En 2014, à Belfast, des feux embrasent l’été. Le ciel n’est plus que fumée tandis que les flammes montent, lèchent les pavés puis les façades, grisent les murs et l’atmosphère. Jan Carson ancre son roman dans cette parenthèse brûlante, asphyxiée par la chaleur et par les braises rougeoyantes qui flottent dans l’air. Les rues de Belfast naissent de ses mots, entre grisaille ambiante, barbecues, enthousiasme enfantin et populaire, violences qui couvent, encore, déjà. En parallèle de ces plongées au cœur de la ville qui flambe, elle relate la vie de deux pères, Sammy et Jonathan, deux pères qui craignent pour leur enfant, pour le chaos dans lequel ils pourraient plonger le monde, pour le brasier qu’ils abritent en leur sein – lanceurs de feu littéraux ou potentiels. La personnalité de ces deux hommes ne se ressemble en rien. L’un est taciturne, inquiet, solitaire, tandis que le second tâche de maîtriser la rage qui l’habite depuis les Troubles, tout aussi angoissé que son homologue mais pour une seule et unique raison : le devenir de son fils et son potentiel de pyromane – dans tous les sens du terme.

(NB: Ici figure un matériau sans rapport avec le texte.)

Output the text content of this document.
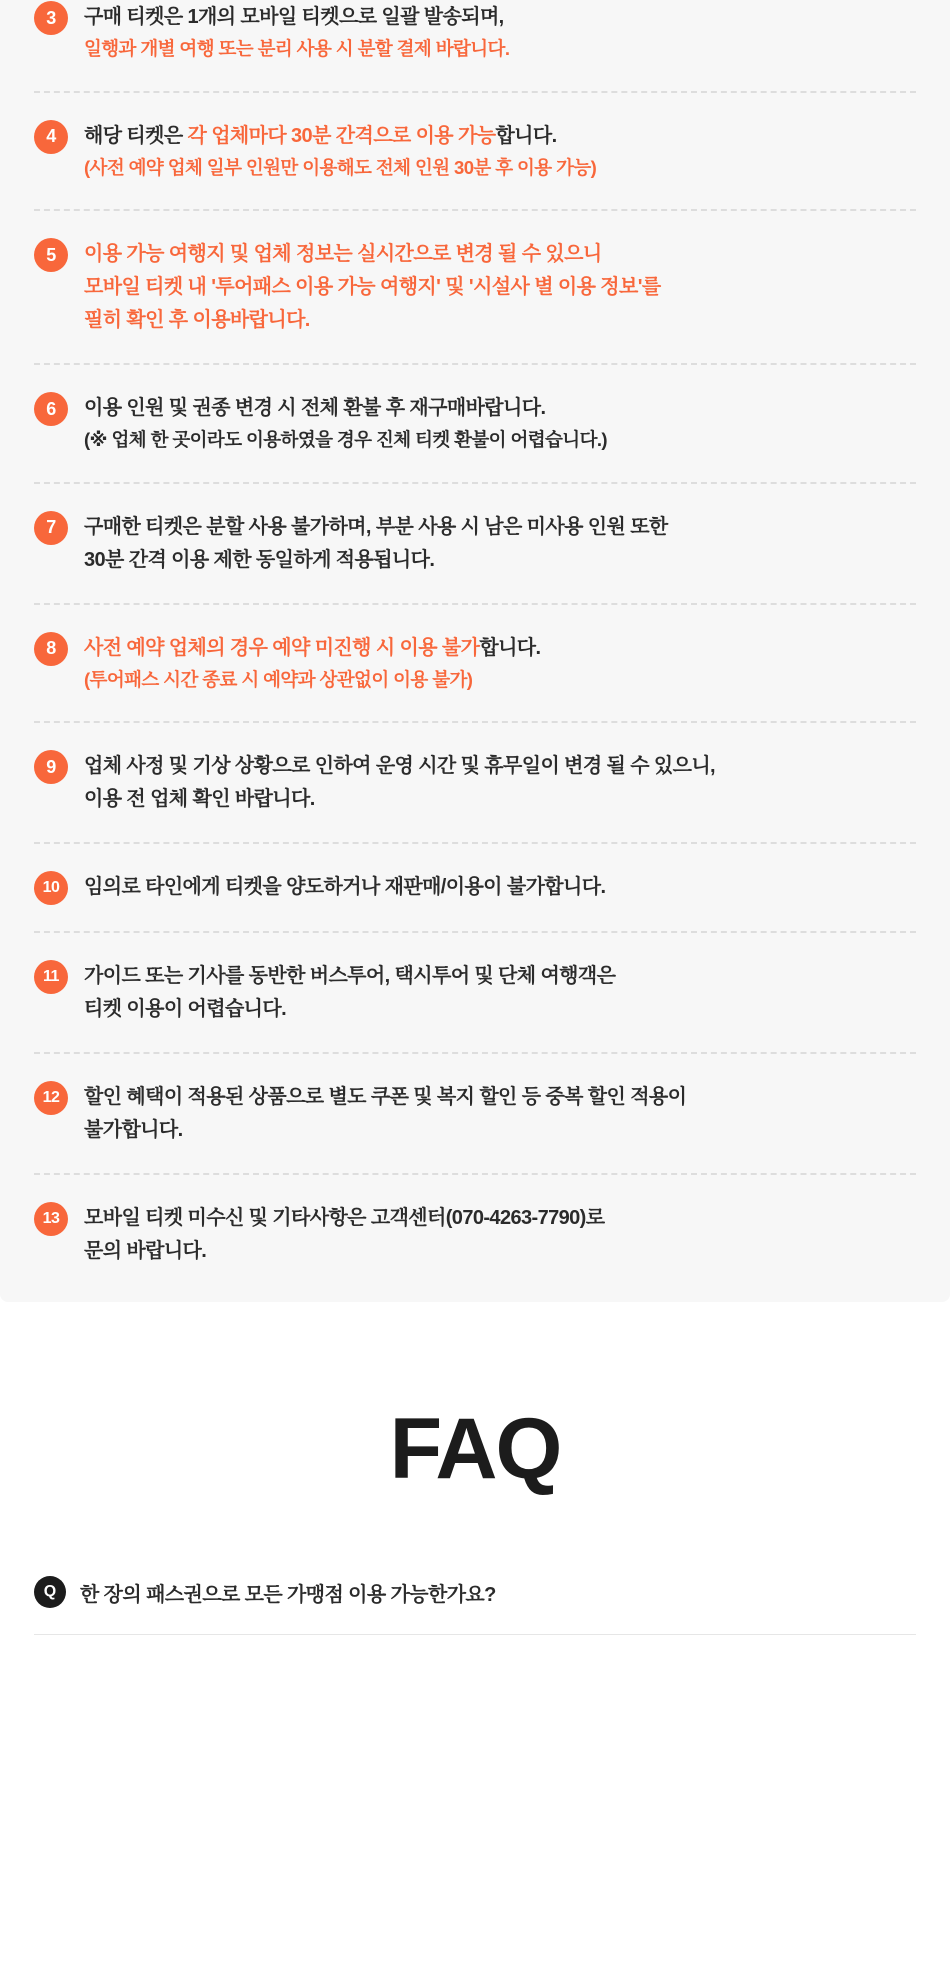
3	구매 티켓은 1개의 모바일 티켓으로 일괄 발송되며,
일행과 개별 여행 또는 분리 사용 시 분할 결제 바랍니다.
4	해당 티켓은 각 업체마다 30분 간격으로 이용 가능합니다.
(사전 예약 업체 일부 인원만 이용해도 전체 인원 30분 후 이용 가능)
5	이용 가능 여행지 및 업체 정보는 실시간으로 변경 될 수 있으니
모바일 티켓 내 '투어패스 이용 가능 여행지' 및 '시설사 별 이용 정보'를
필히 확인 후 이용바랍니다.
6	이용 인원 및 권종 변경 시 전체 환불 후 재구매바랍니다.
(※ 업체 한 곳이라도 이용하였을 경우 진체 티켓 환불이 어렵습니다.)
7	구매한 티켓은 분할 사용 불가하며, 부분 사용 시 남은 미사용 인원 또한
30분 간격 이용 제한 동일하게 적용됩니다.
8	사전 예약 업체의 경우 예약 미진행 시 이용 불가합니다.
(투어패스 시간 종료 시 예약과 상관없이 이용 불가)
9	업체 사정 및 기상 상황으로 인하여 운영 시간 및 휴무일이 변경 될 수 있으니,
이용 전 업체 확인 바랍니다.
10	임의로 타인에게 티켓을 양도하거나 재판매/이용이 불가합니다.
11	가이드 또는 기사를 동반한 버스투어, 택시투어 및 단체 여행객은
티켓 이용이 어렵습니다.
12	할인 혜택이 적용된 상품으로 별도 쿠폰 및 복지 할인 등 중복 할인 적용이
불가합니다.
13	모바일 티켓 미수신 및 기타사항은 고객센터(070-4263-7790)로
문의 바랍니다.
FAQ
Q	한 장의 패스권으로 모든 가맹점 이용 가능한가요?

Trois romans en un, chacun faisant écho à l’autre sans que les liens ne se tissent vraiment, n’acquièrent une véritable matérialité. Le rythme narratif est lent, sans effusion, tandis que le tempo créé par les phrases varie, énoncés de quelques mots puis courant sur plusieurs lignes. Jan Carson imagine un Belfast presque empreint de fantastique tant les flammes parent la ville de lueurs fantomatiques. Pour mieux répondre à ces touches de surnaturel, l’auteure irlandaise imagine des hommes et des femmes qui viennent d’ailleurs, comme émergeant des mythes celtiques ou antiques, lanceurs de feu en puissance, étrangetés qui rendent plus prégnante l’atmosphère fantasmagorique hantant ce livre inégal malgré la précision de la langue et l’acuité de la psychologie des protagonistes. En effet, les trois récits qui cohabitent sous la même couverture tentent chacun de dévorer l’autre, sans parvenir tout à fait à trouver le parfait équilibre.
Les lanceurs de feu fait partie de la première sélection du prix Médicis étranger et il est toujours en lice pour le Femina étranger.
Merci aux éditions Sabine Wespieser qui en contribuant à enrichir aVoir aLire ont également contribué à enrichir Pamolico.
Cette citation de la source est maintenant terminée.